Пестуемый поколениями писателей, читателей и критиков культ писателя-пророка является одним из общепризнанных, наиболее явственных и устойчивых тропов русской литературы, выделяющих ее среди других национальных литератур. Обычно фигура пророка ассоциируется с Пушкиным и писателями его поколения, однако корни этого явления уходят в гораздо более раннюю эпоху – к двум ярким представителям духовенства, творившим во второй половине XVII века. Ученый белорусский монах Симеон Полоцкий (1629–1680) стал первым придворным поэтом на Руси, а его ярый оппонент старовер протопоп Аввакум (1620–1682) создал альтернативную модель профетической власти, основанную на отступлении от господствующих взглядов и противостоянии государству и церкви145
. Влияние Симеона доминировало на протяжении XVIII века, но во второй половине XIX века на первый план выходит конфронтационная модель Аввакума, особенно после публикации в 1861 году его знаменитого «Жития». Примечательно, что, когда Юрий Нагибин в 1990 году выпустил сборник своих рассказов о писателях, он поставил повесть о протопопе Аввакуме на втором месте и назвал книгу «Пророк будет сожжен», охарактеризовав тем самым всех героев этого тома146.Основанный на вере в силу слова и тесно связанный с идеей русского мессианства, образ писателя-пророка придает определенное единство русской литературной традиции. Образ этот отнюдь не однороден; он представляет собой удивительно гибкую, многогранную конструкцию, которая может служить совершенно разным целям и устремлениям. Именно благодаря своей гибкости он играет важную роль в формировании культурной памяти. Это мощная метафора, которая легко трансформируется в сознании писателей и читателей и может порождать разного рода эксцессы. По словам Милана Кундеры: «Метафора – опасная вещь. С метафорами шутки плохи»147
.Учитывая значимость метафорического образа пророка, представляется особенно интересным проследить, как он был подхвачен писателями-эмигрантами первой волны, пережившими двойную утрату родины – сначала в результате большевистской революции, а потом в результате эмиграции148
. Усилилось или ослабло для них его значение вне родины? Изменилось ли что-нибудь? Какие стратегии выбирали авторы, стремившиеся сохранить этот образ? Как их трактовки соотносились с пониманием пророчества в послереволюционной России? Какую роль при этом играла религиозная вера? Все это подводит нас к ряду более общих вопросов. Каковы отношения между литературной традицией, национальной идентичностью и географическим местоположением? Может ли метафора, традиционно выражавшая «национальную миссию» русской литературы и формулируемая с оглядкой на двойную власть государства и церкви, продолжить свое существование за пределами родной страны?

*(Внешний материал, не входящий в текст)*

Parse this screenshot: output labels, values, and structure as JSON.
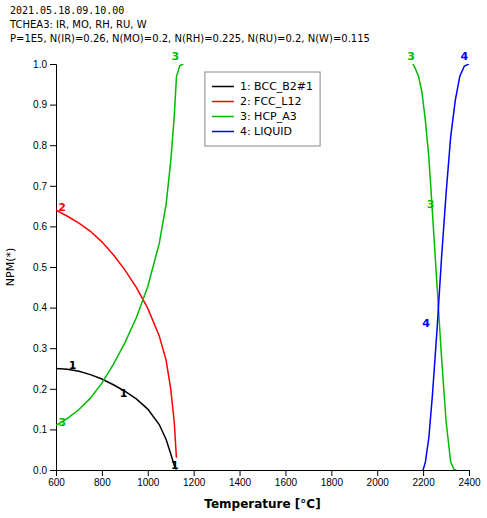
{
  "chart_data": {
    "type": "line",
    "title": "2021.05.18.09.10.00",
    "subtitle": [
      "TCHEA3: IR, MO, RH, RU, W",
      "P=1E5, N(IR)=0.26, N(MO)=0.2, N(RH)=0.225, N(RU)=0.2, N(W)=0.115"
    ],
    "x_label": "Temperature [°C]",
    "y_label": "NPM(*)",
    "xlim": [
      600,
      2400
    ],
    "ylim": [
      0.0,
      1.0
    ],
    "xticks": [
      600,
      800,
      1000,
      1200,
      1400,
      1600,
      1800,
      2000,
      2200,
      2400
    ],
    "yticks": [
      {
        "value": 0.0,
        "label": "0.0"
      },
      0.1,
      0.2,
      0.3,
      0.4,
      0.5,
      0.6,
      0.7,
      0.8,
      0.9,
      {
        "value": 1.0,
        "label": "1.0"
      }
    ],
    "grid": false,
    "legend": "top",
    "series": [
      {
        "name": "1: BCC_B2#1",
        "color": "#000000",
        "x": [
          600,
          650,
          700,
          750,
          800,
          850,
          900,
          950,
          1000,
          1050,
          1080,
          1100,
          1115,
          1125
        ],
        "values": [
          0.25,
          0.248,
          0.243,
          0.235,
          0.224,
          0.21,
          0.194,
          0.175,
          0.15,
          0.112,
          0.075,
          0.04,
          0.012,
          0.001
        ]
      },
      {
        "name": "2: FCC_L12",
        "color": "#ff0000",
        "x": [
          600,
          650,
          700,
          750,
          800,
          850,
          900,
          950,
          1000,
          1050,
          1080,
          1100,
          1115,
          1125
        ],
        "values": [
          0.64,
          0.625,
          0.608,
          0.588,
          0.562,
          0.53,
          0.493,
          0.45,
          0.398,
          0.33,
          0.27,
          0.2,
          0.12,
          0.03
        ]
      },
      {
        "name": "3: HCP_A3",
        "color": "#00bb00",
        "x": [
          600,
          650,
          700,
          750,
          800,
          850,
          900,
          950,
          1000,
          1050,
          1080,
          1100,
          1115,
          1125,
          1140,
          1155
        ],
        "values": [
          0.11,
          0.127,
          0.149,
          0.177,
          0.214,
          0.26,
          0.313,
          0.375,
          0.452,
          0.558,
          0.655,
          0.76,
          0.868,
          0.969,
          0.996,
          1.0
        ]
      },
      {
        "name": "3: HCP_A3",
        "color": "#00bb00",
        "x": [
          2155,
          2165,
          2180,
          2195,
          2210,
          2225,
          2240,
          2260,
          2280,
          2300,
          2320,
          2335,
          2345
        ],
        "values": [
          1.0,
          0.99,
          0.97,
          0.93,
          0.86,
          0.77,
          0.64,
          0.46,
          0.28,
          0.12,
          0.02,
          0.001,
          0.0
        ]
      },
      {
        "name": "4: LIQUID",
        "color": "#0000ff",
        "x": [
          2200,
          2210,
          2225,
          2240,
          2260,
          2280,
          2300,
          2320,
          2340,
          2360,
          2380,
          2400
        ],
        "values": [
          0.0,
          0.02,
          0.08,
          0.18,
          0.34,
          0.52,
          0.68,
          0.82,
          0.91,
          0.97,
          0.995,
          1.0
        ]
      }
    ],
    "annotations": [
      {
        "text": "1",
        "x": 672,
        "y": 0.258,
        "color": "#000000"
      },
      {
        "text": "1",
        "x": 895,
        "y": 0.188,
        "color": "#000000"
      },
      {
        "text": "1",
        "x": 1118,
        "y": 0.012,
        "color": "#000000"
      },
      {
        "text": "2",
        "x": 626,
        "y": 0.647,
        "color": "#ff0000"
      },
      {
        "text": "3",
        "x": 628,
        "y": 0.118,
        "color": "#00bb00"
      },
      {
        "text": "3",
        "x": 1120,
        "y": 1.018,
        "color": "#00bb00"
      },
      {
        "text": "3",
        "x": 2148,
        "y": 1.018,
        "color": "#00bb00"
      },
      {
        "text": "3",
        "x": 2232,
        "y": 0.655,
        "color": "#00bb00"
      },
      {
        "text": "4",
        "x": 2380,
        "y": 1.018,
        "color": "#0000ff"
      },
      {
        "text": "4",
        "x": 2213,
        "y": 0.36,
        "color": "#0000ff"
      }
    ]
  }
}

Если да, то что происходит с этой метафорой и с литературой, которую она представляет? Может ли национальное стать транснациональным?К пророческой миссии русской литературы чаще всего взывали те писатели-эмигранты, которые считали себя продолжателями «родной» традиции, а свое творчество – ее продолжением. Они, как правило, хотя и не всегда, принадлежали к более старшему поколению родившихся в 1860–1880‐е годы; т. е. на момент революции им было уже за тридцать, сорок или пятьдесят лет. Мережковский (1865–1941), Вячеслав Иванов (1866–1949), Шестов (1866–1938), Гиппиус (1869–1945) родились в 1860‐е годы. Бунин (1870–1953), Сергей Булгаков (1871–1944), Шмелев (1873–1950), Бердяев (1874–1948), Ремизов (1877–1957), Осоргин (1878–1942) родились в 1870‐е, а в 1880‐е – Зайцев (1881–1972) и Ходасевич (1886–1939). Интеллектуально все эти писатели сформировались до 1917 года. Они привнесли пророческие идеи Достоевского и Владимира Соловьева в дурманящую, апокалиптическую атмосферу Серебряного века, а в революциях 1905‐го и 1917‐го года видели осуществление прежних пророчеств. Естественно, это наследие осталось с ними и в эмиграции. Они считали себя хранителями этого наследия, обязанными передать его следующему поколению. При этом они стремились не только сохранить связь с прошлым, но и найти новый способ выражения, отличный от возникающих в России политически окрашенных мессианских трактовок революции. Приятие (и видоизменение) провидческого языка играло важную роль в сохранении ощущения единой литературной традиции, движения к общей цели. Кроме того, оно питало то, что Бродский назвал главной заботой писателя в изгнании, – «стремление к значимости»149
.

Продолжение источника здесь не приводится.